Während ich auf ein weiteres Zeichen wartete, überlegte ich mir von der Rolle, die ich heute spielen würde bis zu einem Notfallplan alle möglichen Szenarien, die sich abspielen könnten. Falls es unglücklich läuft sage ich, dass ich später noch Training hätte oder täusche einfach einen Anfall vor, das hat letztes Mal auch super geklappt. Statt WhatsApp war der nächste Nachrichtenton das hochtönige Klingeln des Windspiels an der Café Tür, das durch den Raum hallte. Ein Mann mit schwarzer Mütze und fluffigem Schal trat hindurch und schloss diese schnell wieder. „Guten Tag!" Grüßte er durch den dicken Stoff in Richtung der Thekenbesetzung. Man hörte, dass er lächelte, aber viel von seinem Gesicht konnte man nicht sehen. Angestrengt suchte ich nach seinen Augen und nickte ihm kurz zu als ich dachte, er hätte mich entdeckt.

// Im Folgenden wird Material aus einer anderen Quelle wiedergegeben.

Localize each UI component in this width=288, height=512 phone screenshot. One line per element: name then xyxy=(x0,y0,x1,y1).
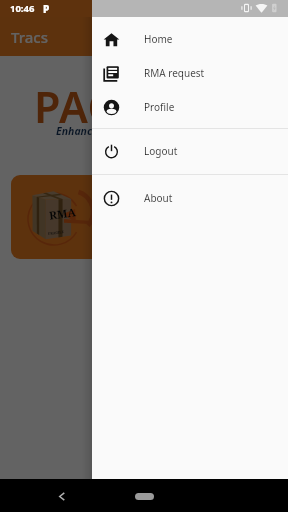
staticText: Home xyxy=(144,32,173,46)
button[interactable]: About xyxy=(92,181,288,215)
button[interactable]: Back xyxy=(53,487,71,505)
staticText: RMA xyxy=(48,204,77,223)
staticText: Enhancing xyxy=(56,124,108,138)
staticText: Tracs xyxy=(11,27,48,47)
staticText: Profile xyxy=(144,100,175,114)
staticText: About xyxy=(144,191,173,205)
button[interactable]: RMA request xyxy=(92,56,288,90)
staticText: PACS xyxy=(34,77,140,136)
staticText: FRAGILE xyxy=(48,229,64,236)
staticText: 10:46 xyxy=(10,2,35,15)
button[interactable]: Home xyxy=(135,493,154,500)
button[interactable]: RMA xyxy=(11,175,146,259)
button[interactable]: Profile xyxy=(92,90,288,124)
button[interactable]: Home xyxy=(92,22,288,56)
button[interactable]: Logout xyxy=(92,134,288,168)
staticText: P xyxy=(43,2,50,16)
staticText: Logout xyxy=(144,144,178,158)
staticText: RMA request xyxy=(144,66,205,80)
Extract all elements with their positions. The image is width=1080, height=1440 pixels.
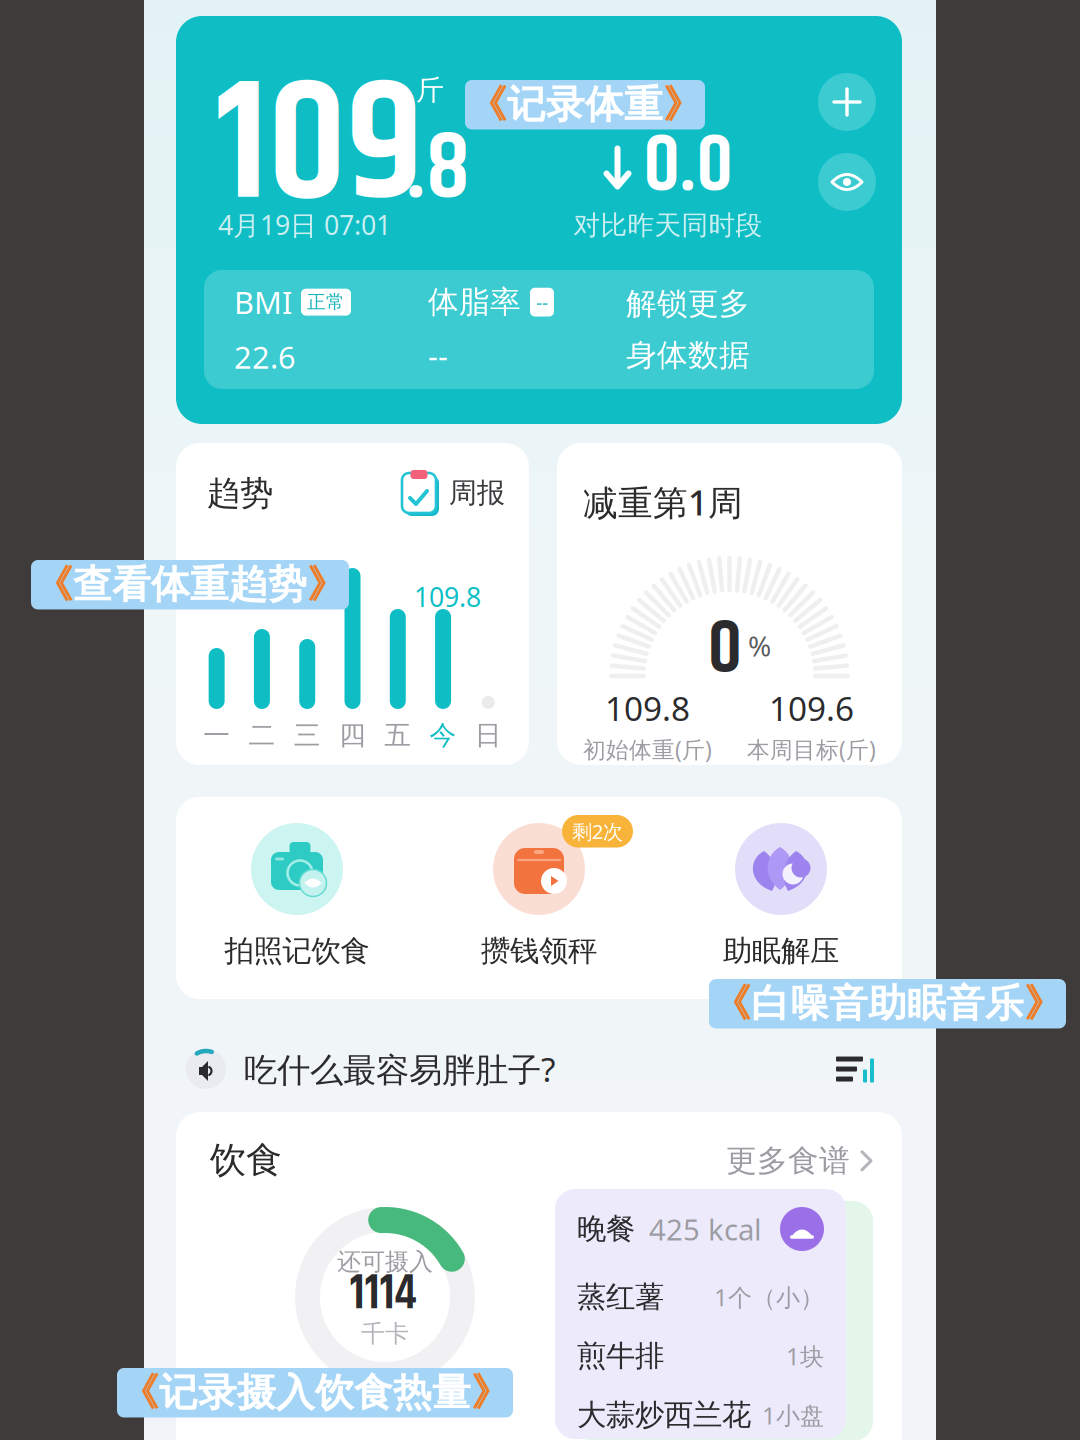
staticText: 三 [294, 719, 321, 752]
staticText: 大蒜炒西兰花 [577, 1397, 751, 1433]
staticText: 109 [216, 19, 423, 278]
staticText: 周报 [449, 476, 505, 510]
staticText: 《 [712, 980, 751, 1028]
staticText: 1114 [350, 1258, 416, 1331]
staticText: 解锁更多 [626, 285, 750, 322]
staticText: 查看体重趋势 [73, 561, 307, 608]
staticText: 记录体重 [507, 81, 663, 128]
staticText: 体脂率 [428, 283, 521, 321]
staticText: 日 [475, 719, 502, 752]
staticText: 吃什么最容易胖肚子? [244, 1047, 555, 1091]
staticText: 减重第1周 [583, 479, 743, 525]
staticText: -- [428, 335, 448, 376]
staticText: 425 kcal [649, 1210, 762, 1248]
staticText: 《 [468, 81, 507, 128]
button[interactable]: 记录体重 [818, 73, 876, 131]
staticText: 22.6 [234, 336, 296, 377]
staticText: 饮食 [210, 1138, 282, 1182]
staticText: % [748, 627, 771, 664]
staticText: 煎牛排 [577, 1338, 664, 1374]
staticText: 0.0 [644, 108, 732, 228]
staticText: 还可摄入 [337, 1247, 433, 1276]
button[interactable]: 助眠解压 [660, 823, 902, 969]
staticText: 》 [663, 81, 702, 128]
staticText: 《 [120, 1369, 159, 1416]
staticText: 拍照记饮食 [224, 933, 370, 969]
staticText: 正常 [307, 291, 345, 314]
staticText: 记录摄入饮食热量 [159, 1369, 471, 1416]
staticText: 助眠解压 [723, 933, 839, 969]
staticText: 白噪音助眠音乐 [751, 980, 1024, 1028]
staticText: 109.6 [769, 686, 854, 730]
staticText: 109.8 [414, 579, 481, 614]
staticText: 初始体重(斤) [583, 734, 712, 764]
button[interactable]: 吃什么最容易胖肚子? [176, 1047, 902, 1091]
staticText: 斤 [416, 73, 444, 107]
staticText: 1块 [786, 1340, 824, 1372]
staticText: 》 [307, 561, 346, 608]
staticText: 1个（小） [714, 1281, 824, 1313]
button[interactable]: 周报 [398, 469, 505, 517]
staticText: BMI [234, 282, 292, 322]
staticText: 对比昨天同时段 [574, 209, 762, 242]
staticText: 本周目标(斤) [747, 734, 876, 764]
staticText: .8 [406, 99, 470, 242]
staticText: 千卡 [361, 1319, 409, 1348]
staticText: 趋势 [207, 473, 273, 514]
staticText: 1小盘 [762, 1399, 824, 1431]
staticText: 攒钱领秤 [481, 933, 597, 969]
staticText: 蒸红薯 [577, 1279, 664, 1315]
staticText: 更多食谱 [726, 1142, 850, 1180]
staticText: 》 [471, 1369, 510, 1416]
staticText: 二 [248, 719, 275, 752]
button[interactable]: 更多食谱 [726, 1142, 874, 1180]
staticText: 109.8 [605, 686, 690, 730]
staticText: 四 [339, 719, 366, 752]
staticText: 五 [384, 719, 411, 752]
button[interactable]: 拍照记饮食 [176, 823, 418, 969]
staticText: 身体数据 [626, 336, 750, 374]
staticText: 《 [34, 561, 73, 608]
staticText: 一 [203, 719, 230, 752]
staticText: 晚餐 [577, 1211, 635, 1247]
button[interactable]: 剩2次 [418, 823, 660, 969]
staticText: 今 [430, 719, 457, 752]
staticText: 0 [708, 595, 742, 707]
staticText: 》 [1024, 980, 1063, 1028]
staticText: 剩2次 [572, 818, 623, 845]
staticText: 4月19日 07:01 [218, 207, 391, 242]
button[interactable]: 显示隐藏数据 [818, 153, 876, 211]
staticText: -- [536, 290, 548, 314]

Ich beobachtete ihn, wie er sich an der kleinen Garderobe neben der Tür von seinen Winterklamotten befreite und seine kirschroten Wellen unter der Mütze herausfielen. Bevor er sich wieder in meine Richtung drehte, strich er einzelne elektrisch aufgeladenen Strähnen mithilfe seiner Scheibenreflexion zurecht und stopfte seinen Schal in einen Ärmel seiner aufgehängten Jacke. Rot, hm? Nicht gerade meine Farbe, eigentlich mag ich schwarze Haare. Er trug eine schwarze Hose mit ebenso schwarzem Gürtel und Converse, darüber einen weißen Pulli. Relativ schlicht eigentlich, aber es sah alles sehr harmonisch aus. Elegant drehte er sich über seine rechten Hacke und schritt mir auf die sympathischste Weise überhaupt entgegen – als hätte er das zu Hause geübt. „Hey," lächelte er mir freundlich entgegen

„Hey." Antwortete ich knapp, aber ebenso mit einem Lächeln. Jetzt erst fiel mir auf, dass seine tiefbraunen Augen ein bisschen mandelförmiger waren, als die Sonstigen, in die ich täglich blickte. Stumm schob ich ihm die Getränkekarte rüber, welche er mit Dankbarkeit entgegen nahm. „Kannst du mir was hiervon empfehlen?" fragte er nach einer Weile mit einem leichten Akzent und deutete auf die Kaffee Karte. Ich schob meinen Stuhl ein bisschen näher an ihn ran um die kleinen Buchstaben erkennen zu können. Er hat schon mal ein echt gutes Parfüm gewählt. „Kommt darauf an," mit einem Finger nachdenklich auf meine Lippen gelegt suchte ich seine Augen, doch diese waren wie auf die Karte geklebt. „Was magst du denn lieber? Süß oder eher etwas Bitteres?" stellte ich die Frage, die mir die erste Auskunft über seine Vorlieben geben würde. „Süß," legte er nach ein paar Sekunden Bedenkzeit fest und löste seinen Blick von dem kleinen Klemmbrett in seiner Hand, um ihn auf mich zu legen. „Ah, dann solltest du den Weißen Schokoladen Macchiato versuchen." Ich zeigte in die Karte. „Ich werde auch einen trinken."